Часть 1
21 марта 2017 г. в 14:17
Боль, она везде: в теле, в крови, в воздухе. Дышать невозможно, воздух, словно лава, заливается в легкие, обжигает их, доставляя страдания. Кости ломит, создается впечатление, что их пытаются раздробить, сломать. Льются слезы, стараясь увлажнить осушенную поверхность глаз, - именно так он себя чувствует.
Юнги заходится кашлем, откидывается на спинку дивана и убирает в сторону кастрюлю с отварной картошкой, над которой клубится пар. Он утирает глаза и часто дышит, остужая легкие. Именно таким: тяжело дышащим, с хлюпающим носом и со слезящимися глазами, его находит Джина.
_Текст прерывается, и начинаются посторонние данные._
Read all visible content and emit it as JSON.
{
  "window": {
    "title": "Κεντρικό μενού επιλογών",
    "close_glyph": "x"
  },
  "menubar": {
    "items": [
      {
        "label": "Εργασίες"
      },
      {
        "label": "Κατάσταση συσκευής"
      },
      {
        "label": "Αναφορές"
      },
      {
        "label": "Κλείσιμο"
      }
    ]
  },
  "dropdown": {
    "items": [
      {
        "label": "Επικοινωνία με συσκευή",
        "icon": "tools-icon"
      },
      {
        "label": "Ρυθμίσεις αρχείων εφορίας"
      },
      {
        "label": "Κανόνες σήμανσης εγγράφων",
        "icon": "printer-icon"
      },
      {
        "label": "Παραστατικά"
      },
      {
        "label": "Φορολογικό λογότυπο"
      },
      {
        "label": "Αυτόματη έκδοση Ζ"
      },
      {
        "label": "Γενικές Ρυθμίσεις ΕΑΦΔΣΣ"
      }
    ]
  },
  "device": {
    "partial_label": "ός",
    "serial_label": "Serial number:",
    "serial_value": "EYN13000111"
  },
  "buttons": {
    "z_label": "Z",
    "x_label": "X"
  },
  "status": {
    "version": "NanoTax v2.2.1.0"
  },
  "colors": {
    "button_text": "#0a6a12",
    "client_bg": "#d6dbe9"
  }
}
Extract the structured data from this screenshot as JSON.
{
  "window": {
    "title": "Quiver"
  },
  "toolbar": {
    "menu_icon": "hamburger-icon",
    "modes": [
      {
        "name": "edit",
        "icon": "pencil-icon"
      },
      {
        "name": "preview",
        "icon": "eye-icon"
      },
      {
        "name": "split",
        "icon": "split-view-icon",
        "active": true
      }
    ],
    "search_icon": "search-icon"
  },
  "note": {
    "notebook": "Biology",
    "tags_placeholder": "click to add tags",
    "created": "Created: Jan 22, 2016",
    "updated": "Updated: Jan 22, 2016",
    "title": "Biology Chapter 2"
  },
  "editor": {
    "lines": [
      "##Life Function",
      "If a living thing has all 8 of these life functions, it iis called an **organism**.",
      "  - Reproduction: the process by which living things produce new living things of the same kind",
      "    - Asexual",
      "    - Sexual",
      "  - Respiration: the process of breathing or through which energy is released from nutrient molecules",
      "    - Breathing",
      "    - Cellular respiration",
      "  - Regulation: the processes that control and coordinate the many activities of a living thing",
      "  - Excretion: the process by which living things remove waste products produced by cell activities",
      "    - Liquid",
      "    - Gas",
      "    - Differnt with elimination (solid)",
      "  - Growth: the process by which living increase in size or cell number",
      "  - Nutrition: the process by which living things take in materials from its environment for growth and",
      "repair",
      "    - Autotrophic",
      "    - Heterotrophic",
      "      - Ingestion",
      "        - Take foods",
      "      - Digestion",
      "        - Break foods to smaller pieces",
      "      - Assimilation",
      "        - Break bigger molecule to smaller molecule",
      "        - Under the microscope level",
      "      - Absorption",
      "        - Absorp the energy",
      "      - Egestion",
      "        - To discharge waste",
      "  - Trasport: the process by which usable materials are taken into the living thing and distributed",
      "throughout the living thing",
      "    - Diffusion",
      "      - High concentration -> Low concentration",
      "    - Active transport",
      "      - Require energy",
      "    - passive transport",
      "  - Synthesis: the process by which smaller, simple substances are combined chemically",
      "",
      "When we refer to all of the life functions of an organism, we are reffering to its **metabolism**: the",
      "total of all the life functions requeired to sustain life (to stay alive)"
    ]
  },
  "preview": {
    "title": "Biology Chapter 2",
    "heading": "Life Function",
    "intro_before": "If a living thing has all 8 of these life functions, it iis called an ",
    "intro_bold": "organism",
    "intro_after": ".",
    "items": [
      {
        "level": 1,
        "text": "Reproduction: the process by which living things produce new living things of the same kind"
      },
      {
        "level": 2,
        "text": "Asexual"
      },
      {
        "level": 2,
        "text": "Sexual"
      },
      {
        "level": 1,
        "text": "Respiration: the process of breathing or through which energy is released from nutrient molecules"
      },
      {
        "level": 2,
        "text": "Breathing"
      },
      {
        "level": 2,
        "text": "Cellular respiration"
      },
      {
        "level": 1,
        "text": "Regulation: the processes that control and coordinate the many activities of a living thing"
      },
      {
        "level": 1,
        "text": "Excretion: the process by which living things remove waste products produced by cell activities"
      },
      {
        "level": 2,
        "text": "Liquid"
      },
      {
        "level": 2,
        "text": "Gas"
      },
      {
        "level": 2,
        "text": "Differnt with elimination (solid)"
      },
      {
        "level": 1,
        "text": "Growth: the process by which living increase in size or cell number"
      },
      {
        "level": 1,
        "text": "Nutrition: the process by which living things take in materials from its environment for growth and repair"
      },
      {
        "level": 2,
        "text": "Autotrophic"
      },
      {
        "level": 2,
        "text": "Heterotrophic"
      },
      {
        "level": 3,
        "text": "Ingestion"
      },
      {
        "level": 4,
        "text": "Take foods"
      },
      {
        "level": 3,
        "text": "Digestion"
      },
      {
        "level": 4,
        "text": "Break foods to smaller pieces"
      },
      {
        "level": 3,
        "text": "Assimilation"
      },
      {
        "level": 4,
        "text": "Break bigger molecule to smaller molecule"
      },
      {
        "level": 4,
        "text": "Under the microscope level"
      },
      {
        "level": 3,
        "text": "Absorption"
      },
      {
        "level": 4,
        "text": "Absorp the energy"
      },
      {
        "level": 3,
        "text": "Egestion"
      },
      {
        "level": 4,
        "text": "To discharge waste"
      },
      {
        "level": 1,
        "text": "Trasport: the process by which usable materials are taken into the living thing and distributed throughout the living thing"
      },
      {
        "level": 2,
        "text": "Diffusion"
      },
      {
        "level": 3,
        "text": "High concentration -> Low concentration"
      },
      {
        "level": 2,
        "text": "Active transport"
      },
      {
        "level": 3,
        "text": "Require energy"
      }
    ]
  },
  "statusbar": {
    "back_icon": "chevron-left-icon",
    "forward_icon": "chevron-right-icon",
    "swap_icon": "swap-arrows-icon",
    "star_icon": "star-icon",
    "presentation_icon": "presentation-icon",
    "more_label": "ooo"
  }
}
Скрестив руки на груди и бросив недовольный взгляд на младшего, Джина интересуется:
— Ну, и что ты творишь? Думаешь, все само рассосется? Я бы не была так уверена, с твоей-то везучестью…
Мин недовольно пыхтит, укрывается близлежащим пледом и заваливается на подушки.
Температура в тридцать семь и один не смертельна, но для молодого, гордого Мин Юнги, это кажется концом всего, концом всей его двадцатичетырехлетней жизни. И все старания Сокджина, пичкающей его различными таблетками и сиропами, заставляющей полоскать горло и дышать над горячей картошкой, напрасны.
Юнги считает, что прожил достойную жизнь: он занимался любимым делом, писал музыку, нашел свою любовь в лице широкоплечей Джины, и вот пришел его конец.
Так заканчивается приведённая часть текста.